Petróleos, transportistas y miedos de la sociedad opulenta.

Nos hemos vistos inmersos en las últimas semanas en un auténtico torbellino de movilizaciones con un denominador común: el alza de los precios (y conste que uso el plural expresamente) del petróleo y sus derivados. Transportistas y pescadores están siendo la punta de lanza de un clamor que exige energía barata, una auténtica utopía tal y como están las cosas.
Al hilo de estos acontecimientos creo que debería llamarse la atención sobre dos fenómenos. Me pongo como deberes para otro post el proceder a un análisis algo más riguroso: tensiones inflacionistas sobre el petróleo y reacción social ante las movilizaciones. Sobre lo primero, y sin menospreciar las explicaciones convencionales, quiero señalar que la auténtica esencia del capitalismo y el libre-mercado no se encuentran exactamente en la ley de la oferta y la demanda, sino en el principio de que un producto vale lo máximo que se puede pagar por él, y este precio no lo marca rigurosamente el mercado. No voy a negar la presión de consumo que está recibiendo el petróleo mientras su capacidad de extracción, a ojos de muchos expertos, ha alcanzado ya el famoso "peak oil" a partir del cual solo podemos esperar una curva decreciente. Es cierto, pero también se están produciendo distorsiones en los procesos de comercialización que pocos se atreven a acabar de denunciar.

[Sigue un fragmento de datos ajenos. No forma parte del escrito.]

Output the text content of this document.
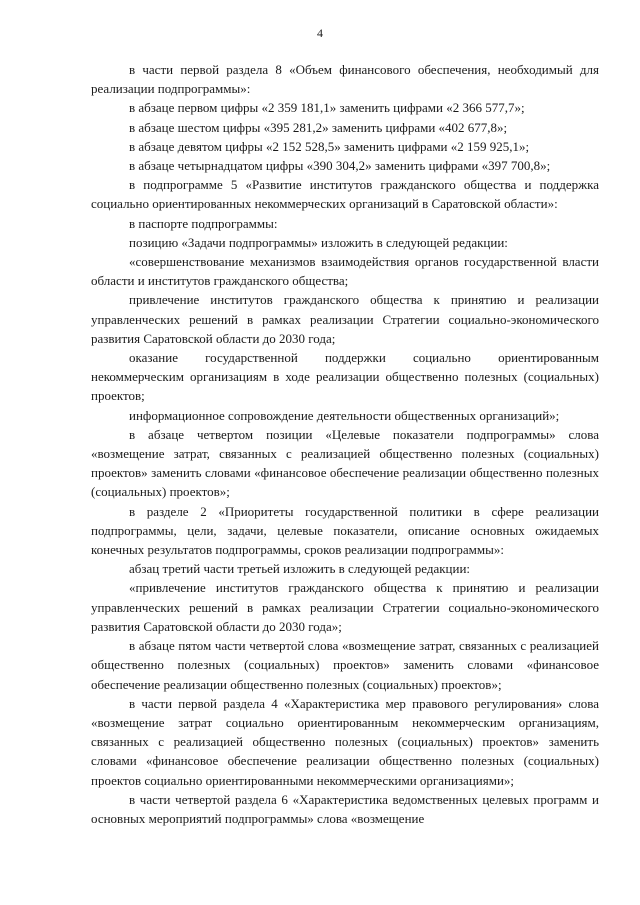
4

в части первой раздела 8 «Объем финансового обеспечения, необходимый для реализации подпрограммы»:

в абзаце первом цифры «2 359 181,1» заменить цифрами «2 366 577,7»;

в абзаце шестом цифры «395 281,2» заменить цифрами «402 677,8»;

в абзаце девятом цифры «2 152 528,5» заменить цифрами «2 159 925,1»;

в абзаце четырнадцатом цифры «390 304,2» заменить цифрами «397 700,8»;

в подпрограмме 5 «Развитие институтов гражданского общества и поддержка социально ориентированных некоммерческих организаций в Саратовской области»:

в паспорте подпрограммы:

позицию «Задачи подпрограммы» изложить в следующей редакции:

«совершенствование механизмов взаимодействия органов государственной власти области и институтов гражданского общества;

привлечение институтов гражданского общества к принятию и реализации управленческих решений в рамках реализации Стратегии социально-экономического развития Саратовской области до 2030 года;

оказание государственной поддержки социально ориентированным некоммерческим организациям в ходе реализации общественно полезных (социальных) проектов;

информационное сопровождение деятельности общественных организаций»;

в абзаце четвертом позиции «Целевые показатели подпрограммы» слова «возмещение затрат, связанных с реализацией общественно полезных (социальных) проектов» заменить словами «финансовое обеспечение реализации общественно полезных (социальных) проектов»;

в разделе 2 «Приоритеты государственной политики в сфере реализации подпрограммы, цели, задачи, целевые показатели, описание основных ожидаемых конечных результатов подпрограммы, сроков реализации подпрограммы»:

абзац третий части третьей изложить в следующей редакции:

«привлечение институтов гражданского общества к принятию и реализации управленческих решений в рамках реализации Стратегии социально-экономического развития Саратовской области до 2030 года»;

в абзаце пятом части четвертой слова «возмещение затрат, связанных с реализацией общественно полезных (социальных) проектов» заменить словами «финансовое обеспечение реализации общественно полезных (социальных) проектов»;

в части первой раздела 4 «Характеристика мер правового регулирования» слова «возмещение затрат социально ориентированным некоммерческим организациям, связанных с реализацией общественно полезных (социальных) проектов» заменить словами «финансовое обеспечение реализации общественно полезных (социальных) проектов социально ориентированными некоммерческими организациями»;

в части четвертой раздела 6 «Характеристика ведомственных целевых программ и основных мероприятий подпрограммы» слова «возмещение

Lo mismo hemos visto en este país sobre el producto "vivienda" y se está empezando a ver mundialmente sobre los productos alimenticios. En España hemos sufrido una hiperinflación de la vivienda que nadie puede achacar seriamente a su demanda como "residencia" sino a su uso especulativo, como valor-inversión, y en cuanto a alimentación, sin entrar ni tan solo en el actual alza mundial, hace mucho que vemos un auténtico abismo entre el precio que cobra el productor y el precio que paga el consumidor. Estoy hablando pues, del gravísimo y oneroso coste económico y social que está provocando una figura hasta ahora poco regulada: el intermediario. Una figura plenamente instalada en nuestro sistema en forma de distribuidores, subcontratas, comisionistas que alquilan sus contactos y productos financieros como los mercados de futuros.
El segundo tema que no ha dejado de bailarme por la cabeza durante estos días ha sido la reacción de injustificado pánico popular al desabastecimiento que las huelgas de estos días han suscitado. Una auténtica reacción apocalíptica de acumular víveres y combustibles como si para un cataclismo nos preparásemos. Desde luego solo a una sociedad opulenta como la nuestra le puede entra semejante "acojone" a... quedarse 2 días sin beber leche?, a tener que ir a trabajar en transporte público...? Estamos hablando de unas movilizaciones que a todas luces no iban a pasar de una semana... y resulta que nos ha entrado miedo a vivir unos días sin depende qué. Un miedo absurdo, me apuesto lo que quieran que la mayoría de los hogares españoles, de ordinario, ya cuentan con los productos necesarios para pasar una semana sin ir al supermercado. Pero en una sociedad opulenta la posibilidad de quedarse sin cereales para el desayuno o chocolatinas para el picoteo es poco menos que un cataclismo ante al que hay que exigir a las autoridades que saquen las fuerzas del orden público a la calle y restauren por la fuerza el suministro de chuminadas. Jesús, qué país.